Coherence length Lc ≈ c / (π × Δν) ≈ 1.0 km (theoretical), confirmed experimentally via Michelson interferometry with >95% fringe visibility at 800 m path difference.
Can the ALS-OCEAN system deliver all three wavelengths simultaneously with independent power control?
Yes—each wavelength channel features individual current and TEC control loops, enabling independent power adjustment from 10% to 100% of rated output without cross-talk or thermal crosstalk.
Is free-space collimated output available, and what is the beam divergence specification?

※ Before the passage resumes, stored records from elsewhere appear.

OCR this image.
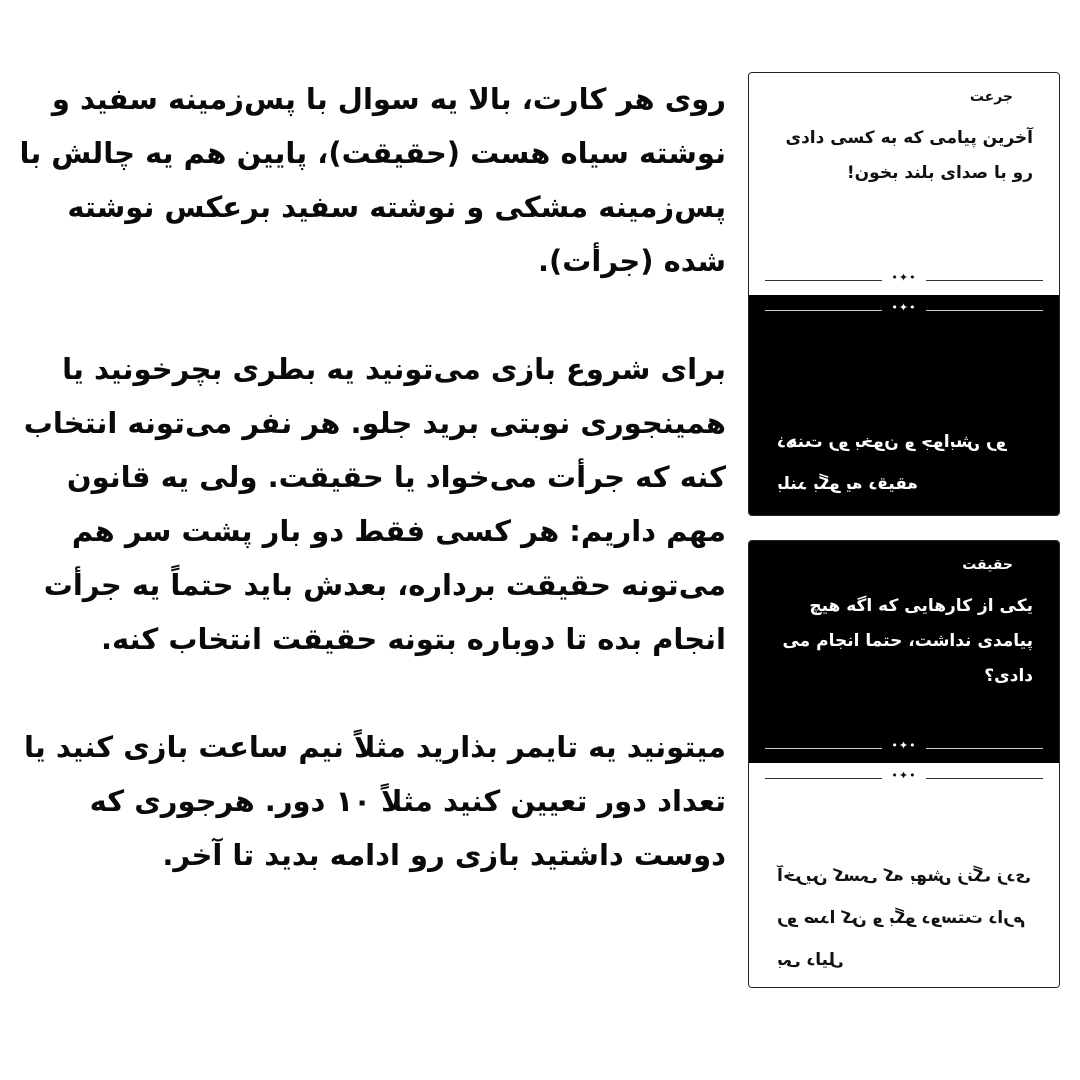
روی هر کارت، بالا یه سوال با پس‌زمینه سفید و نوشته سیاه هست (حقیقت)، پایین هم یه چالش با پس‌زمینه مشکی و نوشته سفید برعکس نوشته شده (جرأت).

برای شروع بازی می‌تونید یه بطری بچرخونید یا همینجوری نوبتی برید جلو. هر نفر می‌تونه انتخاب کنه که جرأت می‌خواد یا حقیقت. ولی یه قانون مهم داریم: هر کسی فقط دو بار پشت سر هم می‌تونه حقیقت برداره، بعدش باید حتماً یه جرأت انجام بده تا دوباره بتونه حقیقت انتخاب کنه.

میتونید یه تایمر بذارید مثلاً نیم ساعت بازی کنید یا تعداد دور تعیین کنید مثلاً ۱۰ دور. هرجوری که دوست داشتید بازی رو ادامه بدید تا آخر.

جرعت
آخرین پیامی که به کسی دادی رو با صدای بلند بخون!
•✦•
•✦•
ذهنت رو بخون و جوابش رو بلند بگو یه دقیقه
حقیقت
یکی از کارهایی که اگه هیچ پیامدی نداشت، حتما انجام می دادی؟
•✦•
•✦•
آخرین کسی که بهش زنگ زدی رو صدا کن و بگو دوستت دارم بی دلیل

Standard collimated output uses aspheric optics delivering M² < 1.1 and divergence < 0.5 mrad (1/e², full angle); custom beam expanders or anamorphic prism pairs are supported upon request.
Does the system support analog modulation, and what is the bandwidth limit?
Analog modulation input (0–5 V) is provided with −3 dB bandwidth of 100 kHz for intensity control; digital TTL modulation supports up to 500 kHz square-wave switching with <10 ns rise time.
Are calibration certificates traceable to NIST or equivalent national metrology institutes included?
Factory calibration reports include wavelength accuracy (±0.5 pm, traceable to NIST SRM 2520a), output power linearity (±1.5% full scale), and polarization extinction ratio (>20 dB)—available upon order fulfillment.